Monel doorknobs in the Bryn Athyn Cathedral
Monel is often used for kitchen sinks and in the frames of eyeglasses. It has also been used for firebox stays in fire-tube boilers.
Parts of the Clock of the Long Now, which is intended to run for 10,000 years, are made from Monel because of the corrosion resistance without the use of precious metals.
Monel was used for much of the exposed metal used in the interior of the Bryn Athyn Cathedral in Pennsylvania, religious seat of the General Church of the New Jerusalem. This included large decorative screens, doorknobs, etc. Monel also has been used as roofing material in buildings such as the original Pennsylvania Station in New York City.

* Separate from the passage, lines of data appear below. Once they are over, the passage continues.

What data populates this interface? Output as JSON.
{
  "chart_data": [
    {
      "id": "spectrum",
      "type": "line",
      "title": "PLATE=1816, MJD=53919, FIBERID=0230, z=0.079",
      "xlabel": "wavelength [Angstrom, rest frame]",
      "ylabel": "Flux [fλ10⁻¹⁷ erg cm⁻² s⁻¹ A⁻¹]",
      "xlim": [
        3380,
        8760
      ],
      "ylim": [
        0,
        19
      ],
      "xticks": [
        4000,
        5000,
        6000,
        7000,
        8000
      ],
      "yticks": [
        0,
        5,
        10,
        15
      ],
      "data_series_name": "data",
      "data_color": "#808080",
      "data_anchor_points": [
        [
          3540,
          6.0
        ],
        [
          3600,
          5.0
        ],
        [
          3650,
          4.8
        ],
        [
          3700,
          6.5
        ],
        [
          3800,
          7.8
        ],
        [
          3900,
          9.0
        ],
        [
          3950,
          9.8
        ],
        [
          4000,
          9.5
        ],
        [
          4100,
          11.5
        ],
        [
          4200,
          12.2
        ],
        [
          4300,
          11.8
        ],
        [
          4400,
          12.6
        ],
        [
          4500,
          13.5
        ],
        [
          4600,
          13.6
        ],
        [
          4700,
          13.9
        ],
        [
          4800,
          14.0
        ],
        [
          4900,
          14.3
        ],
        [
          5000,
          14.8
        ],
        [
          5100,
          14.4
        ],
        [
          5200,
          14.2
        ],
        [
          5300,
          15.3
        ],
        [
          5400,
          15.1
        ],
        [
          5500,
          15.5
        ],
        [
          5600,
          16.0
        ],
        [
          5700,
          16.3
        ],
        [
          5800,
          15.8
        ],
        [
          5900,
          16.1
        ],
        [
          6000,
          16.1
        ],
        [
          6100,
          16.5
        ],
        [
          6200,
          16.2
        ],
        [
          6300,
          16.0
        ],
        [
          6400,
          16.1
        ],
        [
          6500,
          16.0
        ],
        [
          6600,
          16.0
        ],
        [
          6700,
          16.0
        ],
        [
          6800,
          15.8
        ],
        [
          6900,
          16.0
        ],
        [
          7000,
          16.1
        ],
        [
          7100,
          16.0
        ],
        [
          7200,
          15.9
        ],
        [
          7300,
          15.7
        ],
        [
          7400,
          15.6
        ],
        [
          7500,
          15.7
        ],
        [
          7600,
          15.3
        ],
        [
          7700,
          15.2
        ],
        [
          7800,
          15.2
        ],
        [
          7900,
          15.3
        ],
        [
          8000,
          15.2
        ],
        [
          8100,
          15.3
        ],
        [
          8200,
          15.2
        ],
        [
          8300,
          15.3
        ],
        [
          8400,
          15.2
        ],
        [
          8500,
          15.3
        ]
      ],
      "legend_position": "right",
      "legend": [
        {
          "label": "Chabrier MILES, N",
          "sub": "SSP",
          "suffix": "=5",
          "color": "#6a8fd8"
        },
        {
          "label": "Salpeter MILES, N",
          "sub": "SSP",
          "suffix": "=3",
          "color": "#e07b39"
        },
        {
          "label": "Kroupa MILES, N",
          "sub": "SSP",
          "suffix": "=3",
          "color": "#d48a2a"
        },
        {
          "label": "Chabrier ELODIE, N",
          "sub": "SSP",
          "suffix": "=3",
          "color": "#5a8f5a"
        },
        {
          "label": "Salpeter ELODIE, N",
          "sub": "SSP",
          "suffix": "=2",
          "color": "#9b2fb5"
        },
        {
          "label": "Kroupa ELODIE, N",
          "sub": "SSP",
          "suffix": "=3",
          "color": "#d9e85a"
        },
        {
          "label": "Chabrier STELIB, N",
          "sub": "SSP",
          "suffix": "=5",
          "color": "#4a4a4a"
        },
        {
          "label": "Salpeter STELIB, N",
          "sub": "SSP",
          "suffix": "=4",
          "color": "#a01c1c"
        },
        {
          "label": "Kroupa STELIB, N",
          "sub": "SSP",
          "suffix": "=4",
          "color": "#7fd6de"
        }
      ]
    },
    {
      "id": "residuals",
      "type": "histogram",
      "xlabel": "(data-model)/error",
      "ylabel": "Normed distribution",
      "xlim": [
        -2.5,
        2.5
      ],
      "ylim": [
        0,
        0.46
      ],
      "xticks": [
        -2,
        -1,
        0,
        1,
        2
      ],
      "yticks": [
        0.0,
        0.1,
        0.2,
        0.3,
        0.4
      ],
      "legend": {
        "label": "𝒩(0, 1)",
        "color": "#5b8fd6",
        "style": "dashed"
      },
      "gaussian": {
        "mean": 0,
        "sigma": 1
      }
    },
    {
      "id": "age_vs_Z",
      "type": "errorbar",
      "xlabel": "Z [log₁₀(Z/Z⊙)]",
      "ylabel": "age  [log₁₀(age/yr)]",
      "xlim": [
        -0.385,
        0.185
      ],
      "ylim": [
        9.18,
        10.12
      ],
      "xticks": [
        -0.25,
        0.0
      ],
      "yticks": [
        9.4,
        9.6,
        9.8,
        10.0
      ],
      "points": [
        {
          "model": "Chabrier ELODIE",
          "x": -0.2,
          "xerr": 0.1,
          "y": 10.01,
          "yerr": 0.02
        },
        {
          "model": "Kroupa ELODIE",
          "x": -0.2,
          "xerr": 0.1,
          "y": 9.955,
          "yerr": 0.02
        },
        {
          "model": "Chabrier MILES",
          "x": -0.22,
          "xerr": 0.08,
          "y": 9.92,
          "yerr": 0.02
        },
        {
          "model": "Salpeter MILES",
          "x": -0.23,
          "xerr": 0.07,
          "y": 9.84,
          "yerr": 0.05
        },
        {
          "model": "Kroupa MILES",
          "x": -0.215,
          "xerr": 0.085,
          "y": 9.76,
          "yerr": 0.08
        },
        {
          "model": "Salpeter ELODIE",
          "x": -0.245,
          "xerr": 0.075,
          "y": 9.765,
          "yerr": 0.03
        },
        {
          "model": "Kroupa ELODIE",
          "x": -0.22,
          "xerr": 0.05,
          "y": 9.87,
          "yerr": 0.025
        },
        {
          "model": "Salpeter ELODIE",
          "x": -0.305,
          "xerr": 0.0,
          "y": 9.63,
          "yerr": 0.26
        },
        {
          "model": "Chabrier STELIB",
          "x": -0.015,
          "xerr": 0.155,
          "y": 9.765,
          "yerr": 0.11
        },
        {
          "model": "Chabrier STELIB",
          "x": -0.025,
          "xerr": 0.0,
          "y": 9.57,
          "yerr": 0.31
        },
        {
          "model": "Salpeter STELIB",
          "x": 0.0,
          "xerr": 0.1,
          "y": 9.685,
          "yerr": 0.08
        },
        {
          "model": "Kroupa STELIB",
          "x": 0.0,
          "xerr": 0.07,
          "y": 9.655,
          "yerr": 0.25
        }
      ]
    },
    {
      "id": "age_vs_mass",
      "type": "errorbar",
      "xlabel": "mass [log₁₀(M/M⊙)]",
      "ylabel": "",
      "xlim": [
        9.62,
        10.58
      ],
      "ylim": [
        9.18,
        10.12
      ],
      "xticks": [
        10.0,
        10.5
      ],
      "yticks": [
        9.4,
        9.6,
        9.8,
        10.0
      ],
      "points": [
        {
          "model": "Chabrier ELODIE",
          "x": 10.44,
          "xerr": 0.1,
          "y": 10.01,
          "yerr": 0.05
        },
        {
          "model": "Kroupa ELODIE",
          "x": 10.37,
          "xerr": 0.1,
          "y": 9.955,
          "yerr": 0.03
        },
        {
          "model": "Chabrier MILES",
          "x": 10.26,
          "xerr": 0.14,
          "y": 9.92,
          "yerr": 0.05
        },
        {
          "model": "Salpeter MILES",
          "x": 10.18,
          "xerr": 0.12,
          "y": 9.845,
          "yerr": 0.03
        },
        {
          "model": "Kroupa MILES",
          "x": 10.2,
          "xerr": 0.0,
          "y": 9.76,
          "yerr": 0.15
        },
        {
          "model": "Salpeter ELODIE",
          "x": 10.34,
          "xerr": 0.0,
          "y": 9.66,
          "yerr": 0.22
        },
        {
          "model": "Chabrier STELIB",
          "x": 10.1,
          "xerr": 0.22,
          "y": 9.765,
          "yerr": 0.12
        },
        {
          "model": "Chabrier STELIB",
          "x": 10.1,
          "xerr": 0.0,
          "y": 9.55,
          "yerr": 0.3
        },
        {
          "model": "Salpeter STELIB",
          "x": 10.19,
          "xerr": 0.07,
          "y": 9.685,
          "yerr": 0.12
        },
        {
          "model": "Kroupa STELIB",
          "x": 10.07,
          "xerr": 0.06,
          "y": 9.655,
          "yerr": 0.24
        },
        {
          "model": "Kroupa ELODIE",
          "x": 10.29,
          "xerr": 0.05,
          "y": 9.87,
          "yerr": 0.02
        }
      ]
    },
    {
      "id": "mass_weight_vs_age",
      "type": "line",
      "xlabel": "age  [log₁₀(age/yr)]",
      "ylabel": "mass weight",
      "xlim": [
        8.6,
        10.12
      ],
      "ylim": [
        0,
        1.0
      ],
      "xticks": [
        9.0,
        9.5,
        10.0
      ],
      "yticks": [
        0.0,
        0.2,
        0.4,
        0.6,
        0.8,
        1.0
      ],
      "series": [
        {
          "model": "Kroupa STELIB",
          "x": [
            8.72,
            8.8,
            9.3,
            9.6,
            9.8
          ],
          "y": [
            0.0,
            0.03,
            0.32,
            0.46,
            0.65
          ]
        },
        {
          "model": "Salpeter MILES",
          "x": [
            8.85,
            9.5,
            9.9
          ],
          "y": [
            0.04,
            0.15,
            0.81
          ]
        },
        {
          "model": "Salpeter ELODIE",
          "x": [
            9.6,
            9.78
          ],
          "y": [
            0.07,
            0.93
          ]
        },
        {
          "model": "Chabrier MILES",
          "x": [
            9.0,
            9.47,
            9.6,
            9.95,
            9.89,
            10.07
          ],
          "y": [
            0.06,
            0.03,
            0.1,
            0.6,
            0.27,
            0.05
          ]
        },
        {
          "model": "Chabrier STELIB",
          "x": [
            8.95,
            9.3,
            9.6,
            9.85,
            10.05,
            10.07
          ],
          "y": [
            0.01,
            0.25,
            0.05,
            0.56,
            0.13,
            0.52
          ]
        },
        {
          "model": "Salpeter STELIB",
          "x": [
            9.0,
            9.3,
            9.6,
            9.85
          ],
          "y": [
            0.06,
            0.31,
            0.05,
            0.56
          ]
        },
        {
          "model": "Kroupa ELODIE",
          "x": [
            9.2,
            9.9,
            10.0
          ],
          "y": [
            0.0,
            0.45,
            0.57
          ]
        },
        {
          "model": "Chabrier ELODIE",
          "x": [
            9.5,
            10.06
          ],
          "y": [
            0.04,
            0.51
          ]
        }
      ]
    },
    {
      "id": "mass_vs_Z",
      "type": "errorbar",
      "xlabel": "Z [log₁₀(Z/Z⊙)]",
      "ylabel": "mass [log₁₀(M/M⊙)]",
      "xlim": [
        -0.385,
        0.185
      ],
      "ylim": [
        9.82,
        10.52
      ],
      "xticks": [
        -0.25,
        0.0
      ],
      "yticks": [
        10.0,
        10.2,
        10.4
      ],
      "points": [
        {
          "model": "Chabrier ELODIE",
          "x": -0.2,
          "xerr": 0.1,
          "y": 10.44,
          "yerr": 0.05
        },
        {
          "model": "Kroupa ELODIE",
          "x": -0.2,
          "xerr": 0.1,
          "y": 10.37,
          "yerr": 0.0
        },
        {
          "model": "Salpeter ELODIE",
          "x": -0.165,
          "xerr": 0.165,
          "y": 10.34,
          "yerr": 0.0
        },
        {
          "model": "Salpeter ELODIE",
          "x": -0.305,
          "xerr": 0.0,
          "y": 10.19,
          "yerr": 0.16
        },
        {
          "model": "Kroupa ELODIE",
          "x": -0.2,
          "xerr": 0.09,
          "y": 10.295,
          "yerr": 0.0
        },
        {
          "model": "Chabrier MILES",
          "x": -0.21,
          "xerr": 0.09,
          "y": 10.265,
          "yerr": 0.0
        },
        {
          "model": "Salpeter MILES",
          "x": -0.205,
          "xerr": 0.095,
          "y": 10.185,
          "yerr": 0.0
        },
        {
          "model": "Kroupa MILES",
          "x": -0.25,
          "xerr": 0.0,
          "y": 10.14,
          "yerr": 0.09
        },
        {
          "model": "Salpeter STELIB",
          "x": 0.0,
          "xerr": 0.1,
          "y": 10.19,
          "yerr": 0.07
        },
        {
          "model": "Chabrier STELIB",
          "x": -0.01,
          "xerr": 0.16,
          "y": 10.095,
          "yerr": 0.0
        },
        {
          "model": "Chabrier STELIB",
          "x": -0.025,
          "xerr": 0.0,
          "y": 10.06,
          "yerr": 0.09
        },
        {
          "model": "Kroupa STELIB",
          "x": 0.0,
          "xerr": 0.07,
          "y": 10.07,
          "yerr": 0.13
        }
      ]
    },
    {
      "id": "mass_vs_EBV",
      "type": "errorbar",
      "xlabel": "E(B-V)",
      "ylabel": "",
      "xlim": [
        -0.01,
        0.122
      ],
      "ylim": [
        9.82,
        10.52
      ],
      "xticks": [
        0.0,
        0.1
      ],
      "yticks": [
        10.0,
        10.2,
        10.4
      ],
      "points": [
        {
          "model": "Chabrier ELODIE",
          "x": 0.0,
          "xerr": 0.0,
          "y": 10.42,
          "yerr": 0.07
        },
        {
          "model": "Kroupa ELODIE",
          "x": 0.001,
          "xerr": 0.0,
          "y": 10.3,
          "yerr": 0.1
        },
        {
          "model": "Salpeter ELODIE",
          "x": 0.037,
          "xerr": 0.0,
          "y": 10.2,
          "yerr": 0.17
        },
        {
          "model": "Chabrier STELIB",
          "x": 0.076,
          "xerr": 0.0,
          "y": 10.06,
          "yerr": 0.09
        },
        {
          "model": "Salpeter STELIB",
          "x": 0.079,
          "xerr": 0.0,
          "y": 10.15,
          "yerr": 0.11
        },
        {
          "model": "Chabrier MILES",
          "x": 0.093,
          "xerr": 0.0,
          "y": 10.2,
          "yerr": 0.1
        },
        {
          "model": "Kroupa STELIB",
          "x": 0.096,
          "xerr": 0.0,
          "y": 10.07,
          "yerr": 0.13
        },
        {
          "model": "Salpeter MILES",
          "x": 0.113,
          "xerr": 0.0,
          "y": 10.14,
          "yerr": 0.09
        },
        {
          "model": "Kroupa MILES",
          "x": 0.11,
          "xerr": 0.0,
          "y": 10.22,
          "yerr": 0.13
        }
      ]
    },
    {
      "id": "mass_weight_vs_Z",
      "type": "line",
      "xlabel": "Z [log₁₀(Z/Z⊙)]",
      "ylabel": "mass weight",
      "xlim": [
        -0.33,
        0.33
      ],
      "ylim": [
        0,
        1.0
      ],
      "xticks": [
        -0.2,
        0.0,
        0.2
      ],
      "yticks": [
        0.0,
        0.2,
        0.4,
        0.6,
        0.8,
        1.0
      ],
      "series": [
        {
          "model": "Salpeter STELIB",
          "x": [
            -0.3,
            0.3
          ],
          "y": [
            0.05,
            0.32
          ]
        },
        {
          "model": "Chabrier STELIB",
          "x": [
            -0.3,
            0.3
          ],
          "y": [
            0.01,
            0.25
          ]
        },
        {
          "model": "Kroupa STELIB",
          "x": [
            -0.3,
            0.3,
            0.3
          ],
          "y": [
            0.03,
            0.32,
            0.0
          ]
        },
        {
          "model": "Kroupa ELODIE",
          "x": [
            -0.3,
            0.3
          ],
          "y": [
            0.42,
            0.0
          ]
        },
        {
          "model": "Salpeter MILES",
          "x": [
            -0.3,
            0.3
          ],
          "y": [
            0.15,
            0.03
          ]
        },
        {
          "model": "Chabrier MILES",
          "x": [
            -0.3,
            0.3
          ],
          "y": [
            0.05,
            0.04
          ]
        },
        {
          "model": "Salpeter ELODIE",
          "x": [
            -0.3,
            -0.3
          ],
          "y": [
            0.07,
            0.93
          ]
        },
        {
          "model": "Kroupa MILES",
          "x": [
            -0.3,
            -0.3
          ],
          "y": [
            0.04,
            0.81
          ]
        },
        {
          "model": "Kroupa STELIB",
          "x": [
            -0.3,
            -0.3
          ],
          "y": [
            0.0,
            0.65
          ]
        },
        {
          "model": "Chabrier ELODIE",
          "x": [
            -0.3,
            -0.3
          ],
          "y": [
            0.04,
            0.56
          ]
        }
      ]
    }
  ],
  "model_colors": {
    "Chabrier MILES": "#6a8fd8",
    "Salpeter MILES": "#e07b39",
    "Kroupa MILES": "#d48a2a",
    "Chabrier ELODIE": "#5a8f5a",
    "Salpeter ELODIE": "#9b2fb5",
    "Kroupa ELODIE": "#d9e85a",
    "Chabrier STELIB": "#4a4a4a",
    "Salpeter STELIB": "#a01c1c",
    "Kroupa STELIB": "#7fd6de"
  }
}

The greenish roof of Pennsylvania Station was made from monel
The 1991–1996 Acura (Honda) NSX came with a key made of Monel.
Oilfield applications include using Monel (rarely – see directional drilling above) in both flex and slick collars. Instruments (magnetometers or compass) which measure the Earth’s magnetic field to obtain a magnetic direction are placed in the non-magnetic collar which isolates sensors from the magnetic pull of drilling tools located above and below the non-magnetic collars. They are often referred to as "Monel collars" as that was the first material used to make the collars and the name stuck.
Monel is also used as a protective binding material on the outside of western style stirrups.
Monel is used by Arrow Fastener Co., Inc. for rustproof T50 staples.
Monel has also been used in Kelvinator refrigerators.
Monel was used in the Baby Alice Thumb Guard, a 1930s-era anti-thumb-sucking device.